A Red-Rose Chain

Showering only took about ten minutes. It wouldn’t have taken even that long if I hadn’t needed to wash my hair before going to visit hostile royalty. It seemed polite. Packing my toiletries and cosmetics—such as they were—took me even less time. I stepped out of the master bathroom to find that Tybalt had not yet returned. I dropped my cosmetics case into my backpack and was in the process of zipping it up when my eye caught on the bottom drawer of my dresser and I stopped, just looking at it, feeling my heart beating too hard against my ribs.

There was a time, when I was more human than I am now, when I carried two knives everywhere I went. A silver knife, received from Dare before she died, and an iron knife, received from Acacia, otherwise known as the Mother of the Trees. The iron hadn’t burned me then, although I’d needed to handle it with care. Iron kills magic. It’s the only thing that can reliably be used to destroy the fae—all save for the Firstborn themselves, who must be killed with iron and silver together. It’s not forbidden, exactly, but it’s viewed as a cheater’s weapon.

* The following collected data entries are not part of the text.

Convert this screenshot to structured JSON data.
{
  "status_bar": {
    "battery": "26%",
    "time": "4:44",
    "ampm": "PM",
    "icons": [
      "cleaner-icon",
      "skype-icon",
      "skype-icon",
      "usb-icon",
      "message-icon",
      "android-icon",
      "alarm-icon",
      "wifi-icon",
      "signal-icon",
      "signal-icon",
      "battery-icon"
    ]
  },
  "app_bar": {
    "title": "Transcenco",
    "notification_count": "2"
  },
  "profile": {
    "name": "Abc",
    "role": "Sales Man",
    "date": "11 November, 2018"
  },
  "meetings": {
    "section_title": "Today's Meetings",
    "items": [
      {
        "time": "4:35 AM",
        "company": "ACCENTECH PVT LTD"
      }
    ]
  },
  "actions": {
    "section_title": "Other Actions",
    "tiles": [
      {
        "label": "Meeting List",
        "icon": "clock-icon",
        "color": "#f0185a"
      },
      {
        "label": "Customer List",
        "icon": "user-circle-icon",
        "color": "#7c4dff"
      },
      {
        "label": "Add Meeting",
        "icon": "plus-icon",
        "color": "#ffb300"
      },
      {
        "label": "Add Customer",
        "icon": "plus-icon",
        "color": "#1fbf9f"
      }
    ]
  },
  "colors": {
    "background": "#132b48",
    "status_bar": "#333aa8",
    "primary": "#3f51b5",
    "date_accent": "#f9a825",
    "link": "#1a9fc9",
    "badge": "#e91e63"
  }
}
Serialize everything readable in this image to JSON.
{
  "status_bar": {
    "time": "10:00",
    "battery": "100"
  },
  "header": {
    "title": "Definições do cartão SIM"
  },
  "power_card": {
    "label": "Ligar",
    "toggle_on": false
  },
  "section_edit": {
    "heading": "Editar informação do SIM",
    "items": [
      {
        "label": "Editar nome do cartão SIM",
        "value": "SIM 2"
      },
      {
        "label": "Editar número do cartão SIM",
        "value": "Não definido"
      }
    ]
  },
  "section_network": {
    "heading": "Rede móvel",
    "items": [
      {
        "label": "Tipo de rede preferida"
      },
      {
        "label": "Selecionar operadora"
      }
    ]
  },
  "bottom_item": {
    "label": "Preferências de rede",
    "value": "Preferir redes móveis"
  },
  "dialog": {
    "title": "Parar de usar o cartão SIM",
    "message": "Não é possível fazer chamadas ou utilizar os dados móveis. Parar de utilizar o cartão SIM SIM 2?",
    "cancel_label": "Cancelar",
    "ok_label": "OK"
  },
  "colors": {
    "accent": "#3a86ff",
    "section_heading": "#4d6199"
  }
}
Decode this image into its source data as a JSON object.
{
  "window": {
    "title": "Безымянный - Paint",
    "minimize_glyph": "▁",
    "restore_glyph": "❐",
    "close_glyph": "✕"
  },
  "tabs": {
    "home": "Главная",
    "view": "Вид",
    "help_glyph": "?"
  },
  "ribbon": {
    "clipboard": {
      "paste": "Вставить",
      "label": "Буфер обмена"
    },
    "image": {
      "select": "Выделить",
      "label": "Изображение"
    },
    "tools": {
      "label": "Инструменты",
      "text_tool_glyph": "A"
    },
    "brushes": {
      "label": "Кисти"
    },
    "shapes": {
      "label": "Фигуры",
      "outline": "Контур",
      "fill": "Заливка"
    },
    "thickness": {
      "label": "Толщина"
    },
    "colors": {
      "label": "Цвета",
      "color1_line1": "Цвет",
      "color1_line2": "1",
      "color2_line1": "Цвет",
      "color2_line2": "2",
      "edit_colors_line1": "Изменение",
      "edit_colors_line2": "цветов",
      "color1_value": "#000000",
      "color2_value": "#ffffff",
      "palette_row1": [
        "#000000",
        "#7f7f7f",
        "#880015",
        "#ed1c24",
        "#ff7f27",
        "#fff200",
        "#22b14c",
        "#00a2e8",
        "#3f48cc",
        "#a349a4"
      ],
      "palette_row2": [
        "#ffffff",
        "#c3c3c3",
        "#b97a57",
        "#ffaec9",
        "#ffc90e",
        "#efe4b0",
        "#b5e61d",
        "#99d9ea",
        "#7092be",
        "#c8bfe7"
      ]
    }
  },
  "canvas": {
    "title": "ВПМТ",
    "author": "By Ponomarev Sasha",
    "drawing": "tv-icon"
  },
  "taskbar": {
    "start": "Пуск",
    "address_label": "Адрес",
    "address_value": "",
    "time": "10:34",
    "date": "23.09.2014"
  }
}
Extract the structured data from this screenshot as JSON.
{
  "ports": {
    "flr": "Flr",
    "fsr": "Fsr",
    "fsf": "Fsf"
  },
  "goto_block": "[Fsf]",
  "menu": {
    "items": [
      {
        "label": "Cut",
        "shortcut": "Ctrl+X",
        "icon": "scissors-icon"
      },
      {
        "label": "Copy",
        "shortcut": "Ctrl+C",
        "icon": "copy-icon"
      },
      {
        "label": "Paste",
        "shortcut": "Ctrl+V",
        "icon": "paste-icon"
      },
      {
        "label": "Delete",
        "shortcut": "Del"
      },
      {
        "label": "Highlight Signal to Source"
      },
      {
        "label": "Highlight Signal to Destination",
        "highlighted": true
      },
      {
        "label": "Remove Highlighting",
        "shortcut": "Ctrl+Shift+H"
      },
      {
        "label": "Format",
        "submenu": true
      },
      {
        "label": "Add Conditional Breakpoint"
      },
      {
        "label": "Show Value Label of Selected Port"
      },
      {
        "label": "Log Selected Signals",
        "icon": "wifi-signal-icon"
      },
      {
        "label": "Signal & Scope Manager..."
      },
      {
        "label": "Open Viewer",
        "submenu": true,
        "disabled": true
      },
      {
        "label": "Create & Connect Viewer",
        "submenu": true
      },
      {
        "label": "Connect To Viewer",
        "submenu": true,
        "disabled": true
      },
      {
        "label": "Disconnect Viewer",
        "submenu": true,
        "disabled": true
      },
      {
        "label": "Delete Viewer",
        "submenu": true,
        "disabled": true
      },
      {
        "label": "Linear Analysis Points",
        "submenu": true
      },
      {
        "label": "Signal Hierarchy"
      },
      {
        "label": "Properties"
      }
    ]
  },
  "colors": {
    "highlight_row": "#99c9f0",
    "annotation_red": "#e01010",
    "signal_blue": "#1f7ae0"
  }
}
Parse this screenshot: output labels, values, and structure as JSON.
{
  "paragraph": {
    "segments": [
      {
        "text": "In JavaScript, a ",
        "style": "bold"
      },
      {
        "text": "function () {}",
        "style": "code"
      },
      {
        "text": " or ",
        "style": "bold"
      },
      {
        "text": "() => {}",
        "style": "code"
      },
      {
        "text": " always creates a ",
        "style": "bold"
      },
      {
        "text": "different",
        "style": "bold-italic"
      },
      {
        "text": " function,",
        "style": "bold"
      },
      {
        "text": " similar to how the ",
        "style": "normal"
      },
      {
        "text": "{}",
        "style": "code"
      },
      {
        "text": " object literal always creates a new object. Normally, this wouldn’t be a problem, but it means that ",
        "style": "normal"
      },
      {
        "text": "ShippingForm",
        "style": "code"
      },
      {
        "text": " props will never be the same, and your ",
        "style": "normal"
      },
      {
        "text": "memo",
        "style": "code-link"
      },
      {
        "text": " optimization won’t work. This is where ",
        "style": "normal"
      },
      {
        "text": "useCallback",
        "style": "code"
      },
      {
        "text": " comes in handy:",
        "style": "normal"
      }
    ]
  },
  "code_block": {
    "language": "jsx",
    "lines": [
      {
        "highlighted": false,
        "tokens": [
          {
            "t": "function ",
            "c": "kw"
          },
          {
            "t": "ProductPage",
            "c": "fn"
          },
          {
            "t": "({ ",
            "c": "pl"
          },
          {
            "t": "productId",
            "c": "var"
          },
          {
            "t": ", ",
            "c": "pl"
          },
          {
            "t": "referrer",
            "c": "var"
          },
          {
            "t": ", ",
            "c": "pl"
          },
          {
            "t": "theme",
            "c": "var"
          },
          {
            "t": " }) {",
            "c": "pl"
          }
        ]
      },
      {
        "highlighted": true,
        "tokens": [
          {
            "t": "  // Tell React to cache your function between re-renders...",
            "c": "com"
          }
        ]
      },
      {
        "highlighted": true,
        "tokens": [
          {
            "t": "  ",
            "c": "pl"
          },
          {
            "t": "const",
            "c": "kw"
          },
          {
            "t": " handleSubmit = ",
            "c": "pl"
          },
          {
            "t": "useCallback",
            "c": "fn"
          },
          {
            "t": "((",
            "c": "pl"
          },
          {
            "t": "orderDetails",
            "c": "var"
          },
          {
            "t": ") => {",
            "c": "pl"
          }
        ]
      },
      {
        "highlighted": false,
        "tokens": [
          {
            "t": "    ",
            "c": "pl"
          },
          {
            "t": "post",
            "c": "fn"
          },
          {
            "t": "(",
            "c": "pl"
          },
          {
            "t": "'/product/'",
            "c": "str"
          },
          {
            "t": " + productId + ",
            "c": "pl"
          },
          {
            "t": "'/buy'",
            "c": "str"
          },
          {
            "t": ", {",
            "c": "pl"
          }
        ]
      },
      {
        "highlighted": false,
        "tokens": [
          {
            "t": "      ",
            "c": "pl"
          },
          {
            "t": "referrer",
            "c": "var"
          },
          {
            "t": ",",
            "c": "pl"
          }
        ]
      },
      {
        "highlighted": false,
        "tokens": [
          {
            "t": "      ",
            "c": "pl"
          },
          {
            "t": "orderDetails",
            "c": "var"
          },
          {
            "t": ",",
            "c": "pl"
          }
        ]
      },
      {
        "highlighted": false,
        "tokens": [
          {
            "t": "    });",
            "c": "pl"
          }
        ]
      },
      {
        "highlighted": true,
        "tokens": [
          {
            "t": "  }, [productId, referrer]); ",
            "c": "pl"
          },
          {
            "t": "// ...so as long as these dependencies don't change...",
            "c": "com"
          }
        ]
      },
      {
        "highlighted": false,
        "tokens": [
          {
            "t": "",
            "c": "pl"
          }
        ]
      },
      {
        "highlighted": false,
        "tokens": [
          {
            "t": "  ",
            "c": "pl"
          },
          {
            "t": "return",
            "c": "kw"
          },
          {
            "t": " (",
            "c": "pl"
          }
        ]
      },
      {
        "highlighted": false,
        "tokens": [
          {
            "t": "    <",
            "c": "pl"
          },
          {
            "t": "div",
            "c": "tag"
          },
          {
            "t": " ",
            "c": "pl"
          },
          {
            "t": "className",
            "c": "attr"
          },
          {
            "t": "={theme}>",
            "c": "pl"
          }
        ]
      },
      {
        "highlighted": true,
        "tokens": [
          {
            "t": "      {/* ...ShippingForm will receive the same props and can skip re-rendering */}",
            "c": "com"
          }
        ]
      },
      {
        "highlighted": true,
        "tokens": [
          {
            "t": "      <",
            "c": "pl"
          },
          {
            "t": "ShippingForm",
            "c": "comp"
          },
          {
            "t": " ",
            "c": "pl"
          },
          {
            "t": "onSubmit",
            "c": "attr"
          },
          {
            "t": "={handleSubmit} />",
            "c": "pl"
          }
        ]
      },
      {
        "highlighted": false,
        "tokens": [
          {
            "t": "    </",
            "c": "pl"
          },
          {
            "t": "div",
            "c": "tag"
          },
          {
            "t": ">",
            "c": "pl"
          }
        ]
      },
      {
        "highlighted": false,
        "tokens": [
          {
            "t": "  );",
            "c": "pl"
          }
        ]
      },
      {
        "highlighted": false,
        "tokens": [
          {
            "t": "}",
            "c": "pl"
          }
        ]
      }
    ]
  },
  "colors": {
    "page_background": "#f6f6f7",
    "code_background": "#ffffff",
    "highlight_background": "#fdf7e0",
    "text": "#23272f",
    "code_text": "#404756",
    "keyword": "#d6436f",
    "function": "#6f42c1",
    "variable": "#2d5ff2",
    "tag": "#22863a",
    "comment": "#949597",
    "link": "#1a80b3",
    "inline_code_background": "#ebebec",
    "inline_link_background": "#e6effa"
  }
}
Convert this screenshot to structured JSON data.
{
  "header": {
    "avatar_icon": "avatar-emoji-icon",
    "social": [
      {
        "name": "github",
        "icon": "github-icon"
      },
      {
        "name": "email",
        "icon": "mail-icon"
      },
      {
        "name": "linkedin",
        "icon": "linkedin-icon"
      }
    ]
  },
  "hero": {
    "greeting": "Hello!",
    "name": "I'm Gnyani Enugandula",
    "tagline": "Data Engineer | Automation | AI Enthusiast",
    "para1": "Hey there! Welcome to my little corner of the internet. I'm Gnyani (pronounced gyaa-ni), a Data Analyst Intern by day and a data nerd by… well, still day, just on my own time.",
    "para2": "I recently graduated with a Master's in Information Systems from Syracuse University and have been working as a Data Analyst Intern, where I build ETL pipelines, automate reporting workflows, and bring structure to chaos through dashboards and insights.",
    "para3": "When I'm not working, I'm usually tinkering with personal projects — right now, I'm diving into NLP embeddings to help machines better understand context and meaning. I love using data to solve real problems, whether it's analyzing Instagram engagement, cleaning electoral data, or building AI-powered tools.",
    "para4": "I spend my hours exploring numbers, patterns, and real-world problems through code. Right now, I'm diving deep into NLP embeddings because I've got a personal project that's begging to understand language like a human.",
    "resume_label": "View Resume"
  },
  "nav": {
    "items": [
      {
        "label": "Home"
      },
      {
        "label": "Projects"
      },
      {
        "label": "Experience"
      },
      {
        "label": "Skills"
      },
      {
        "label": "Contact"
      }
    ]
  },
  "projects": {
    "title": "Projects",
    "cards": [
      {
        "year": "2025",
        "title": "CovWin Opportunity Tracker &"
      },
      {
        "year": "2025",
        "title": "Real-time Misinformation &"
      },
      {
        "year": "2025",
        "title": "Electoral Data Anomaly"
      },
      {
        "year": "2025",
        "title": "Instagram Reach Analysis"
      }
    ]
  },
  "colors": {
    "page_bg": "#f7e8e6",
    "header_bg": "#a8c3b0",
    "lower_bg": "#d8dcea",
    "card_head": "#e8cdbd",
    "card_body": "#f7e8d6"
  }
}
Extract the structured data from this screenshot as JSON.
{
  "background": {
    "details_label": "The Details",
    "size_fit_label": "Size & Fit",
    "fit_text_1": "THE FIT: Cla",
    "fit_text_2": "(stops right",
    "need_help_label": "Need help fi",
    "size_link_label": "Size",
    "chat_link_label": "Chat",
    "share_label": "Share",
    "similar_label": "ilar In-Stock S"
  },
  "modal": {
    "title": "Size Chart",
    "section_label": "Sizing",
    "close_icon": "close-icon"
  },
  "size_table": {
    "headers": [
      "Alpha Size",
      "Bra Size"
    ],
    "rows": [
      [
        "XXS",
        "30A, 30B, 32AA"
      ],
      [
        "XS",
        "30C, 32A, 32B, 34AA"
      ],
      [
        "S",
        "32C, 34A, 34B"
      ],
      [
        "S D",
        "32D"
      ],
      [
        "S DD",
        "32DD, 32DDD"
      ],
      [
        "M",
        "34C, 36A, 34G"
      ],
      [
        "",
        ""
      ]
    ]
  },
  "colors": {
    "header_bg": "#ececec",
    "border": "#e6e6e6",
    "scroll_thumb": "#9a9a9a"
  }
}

And I wanted to take it with me so badly that it hurt. I wanted the safety it would afford, even if I never took it out of its case. I couldn’t carry it in my bare hands anymore; it would blister my skin and poison my blood if I tried. The closest comparison in the human world was pure uranium.

In the end, I turned away, and left the dresser drawer closed. There would be a time for iron. This was not that time.

I dressed the way I always did: jeans, a tank top, and my leather jacket, which was the only armor I’d ever worn into battle, and sometimes felt like the only armor I would ever need. Then, with my hair still damp against the back of my neck, I picked up my suitcase and walked out to face my fate.

May, Tybalt, and Quentin were already in the kitchen when I came downstairs. Quentin was at the breakfast table, his face pressed against the mat. May seemed slightly more alert, but only slightly. She was wearing jeans and a brown cable-knit sweater. At least one reason for her exhaustion was immediately evident: the streaks of color were gone from her hair, leaving it the plain, no-color brown that she’d inherited from me when she took my face and form. I blinked at her before raising an eyebrow.

“What did you do to your hair?” I asked.

“I figured anything I could do to not draw attention to my appearance would be a good thing,” she said, before smothering a yawn behind her hand. “I’m not going to lie about what I am, and there’s a good chance Nameless McBitchypants will tell the King of Silences that I’m a Fetch as soon as she realizes who I am. But if we can pass me off as a changeling member of your retinue for at least a little while, that’s what we should do.”

I blinked at her again. “That’s . . . a really good idea,” I said finally. “Good thinking.”

“I was up until an hour before he,” she jerked a thumb toward Tybalt, “came to pry me out of bed. This is a terrible plan. Why can’t we sleep until six? We can prevent the war after six happens.”

“Arden wants us there before we’re expected,” I said brusquely, leaving my suitcase in the doorway as I walked to the fridge. I yanked the freezer door open and rummaged until I found my waffles. “This way we arrive while they’re all still getting ready for the day.”

“And this won’t make them shoot us on the spot?”

“That would be undiplomatic. Look, I figure they’re already going to be pissy and hard to deal with. Maybe if they’re pissy, hard to deal with, and exhausted, they’ll slip up.” I dropped my waffles into the toaster. “Or maybe we will. Hell, I don’t know. Do whatever you have to do to wake yourselves up. Swallow a bottle of No-Doze. Lick a bee. I have no useful suggestions here.”

“Nor do you have any actual nutrition in your planned meal,” observed Tybalt.

“Why mess with a good thing?” I threw the empty waffle box at the back of Quentin’s head. It hit him squarely. He sat bolt upright, twisting around to give me a betrayed look. “Up. It’s time for wakefulness and energy, not drooping like a wilted flower.”

“I hate you,” he said.

“Weren’t you enrolled in human high school at one point? They would have made you get up much earlier than this.”